Sunday, January 19, 2014

Perfect Garlic Puree/Thum

Garlic Puree or Thum
This is a robust dip, eaten with grilled or roasted chicken. I’ve tried many variations, made sometimes with potato,  or yoghurt in Bayridge, but I have to say that Chef Kamal’s recipe is supreme. It is light and fluffy, with a good strong taste of garlic and everyone who loves this puree, asks how I made it. Found in Classic Lebanese Cuisine by Chef Kamal Al-Faqih, follow his meticulous instructions and you will also have perfection.

This can be prepared several days ahead. It should last for weeks in an air tight container.

Ingredients

1 cup fresh cloves of garlic, peeled and at room temperature
2 teaspoons salt
4 cups canola oil
1/2 cup fresh lemon juice strained or 1/2 cup lemon juice from concentrate.

Directions

Place the garlic and salt in a food processor fitted with a sharp metal blade (be sure the food processor bowl, blade, lid and utensils are completely dry before you begin or the mixture may separate while you are processing) Pulse the garlic until it is finely chopped and uniform in size. Use a dry spatula to scrape down the sides of the bowl a few times.

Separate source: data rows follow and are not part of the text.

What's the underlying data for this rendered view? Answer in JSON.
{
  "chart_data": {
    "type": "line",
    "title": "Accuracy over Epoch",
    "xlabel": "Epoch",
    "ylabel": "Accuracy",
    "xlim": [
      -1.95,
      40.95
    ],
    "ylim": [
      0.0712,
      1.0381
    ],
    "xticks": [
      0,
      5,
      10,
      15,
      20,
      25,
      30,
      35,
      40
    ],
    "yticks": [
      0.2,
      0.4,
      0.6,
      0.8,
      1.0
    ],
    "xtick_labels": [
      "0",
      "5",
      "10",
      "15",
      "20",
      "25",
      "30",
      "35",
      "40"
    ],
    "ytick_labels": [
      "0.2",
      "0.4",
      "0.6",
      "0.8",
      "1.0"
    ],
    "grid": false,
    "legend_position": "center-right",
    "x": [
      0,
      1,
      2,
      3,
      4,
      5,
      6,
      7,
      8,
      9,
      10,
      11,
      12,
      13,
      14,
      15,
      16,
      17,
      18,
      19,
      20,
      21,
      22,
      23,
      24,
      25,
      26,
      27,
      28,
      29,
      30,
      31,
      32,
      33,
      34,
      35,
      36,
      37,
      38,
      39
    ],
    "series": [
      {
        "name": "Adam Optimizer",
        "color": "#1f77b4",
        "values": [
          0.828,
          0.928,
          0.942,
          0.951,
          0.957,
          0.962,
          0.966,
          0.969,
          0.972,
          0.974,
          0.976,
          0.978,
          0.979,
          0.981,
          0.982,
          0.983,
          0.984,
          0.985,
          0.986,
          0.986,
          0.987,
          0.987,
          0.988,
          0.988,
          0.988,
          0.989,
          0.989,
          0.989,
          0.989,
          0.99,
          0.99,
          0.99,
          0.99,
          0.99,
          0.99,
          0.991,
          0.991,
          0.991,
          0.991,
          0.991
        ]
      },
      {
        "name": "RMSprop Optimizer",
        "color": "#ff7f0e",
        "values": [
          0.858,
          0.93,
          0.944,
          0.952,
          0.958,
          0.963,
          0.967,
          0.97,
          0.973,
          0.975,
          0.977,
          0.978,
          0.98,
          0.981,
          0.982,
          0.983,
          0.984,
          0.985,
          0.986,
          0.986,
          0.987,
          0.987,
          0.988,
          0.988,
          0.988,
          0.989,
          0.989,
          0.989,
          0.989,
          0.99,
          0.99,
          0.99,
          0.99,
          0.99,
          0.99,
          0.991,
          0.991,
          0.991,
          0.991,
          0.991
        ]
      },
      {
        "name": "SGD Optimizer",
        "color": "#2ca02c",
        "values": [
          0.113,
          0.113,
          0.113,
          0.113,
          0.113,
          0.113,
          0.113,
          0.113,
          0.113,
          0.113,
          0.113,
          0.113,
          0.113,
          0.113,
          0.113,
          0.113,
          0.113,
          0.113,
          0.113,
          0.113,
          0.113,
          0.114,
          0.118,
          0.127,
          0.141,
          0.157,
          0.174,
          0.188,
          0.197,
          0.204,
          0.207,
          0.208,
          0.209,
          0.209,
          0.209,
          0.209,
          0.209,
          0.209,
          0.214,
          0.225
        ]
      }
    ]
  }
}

Now start processing again, this time continuously as you slowly add 1/2 cup of the oil, pouring it in a steady thread-like stream and allowing it to emulsify with the garlic. Once it is combined, add 2 teaspoons lemon juice, one at a time.
Slowly add a second 1/2 cup of oil in a thread-like stream, followed by 1 tablespoon lemon juice. Take your time while adding the oil, allowing it to properly emulsify with the garlic and lemon juice.
Now slowly add a third 1/2 cup canola oil followed by 2 tablespoons lemon juice, one at a tiem.
Slowly add a fourth 1/2 cup oil in a thread-like stream, followed by 2 tablespoons and 1 teaspoon lemon juice, one at a time. Slowly add 1 cup of oil followed by remaining 2 tablespoons lemon juice one at a time. Finally add the last cup of oil slowly.

Continue to process until you have a uniform, thick garlic emulsion. Scrape down the sides of the owl and continue to process another minute or two. The final consistency should be like fluffy mayonnaise.

Transfer the garlic puree to a container and refrigerate covered with a piece of paper towel overnight to prevent condensation. Cover with a lid the next day.

Follow these directions and you will have created a heavenly dish!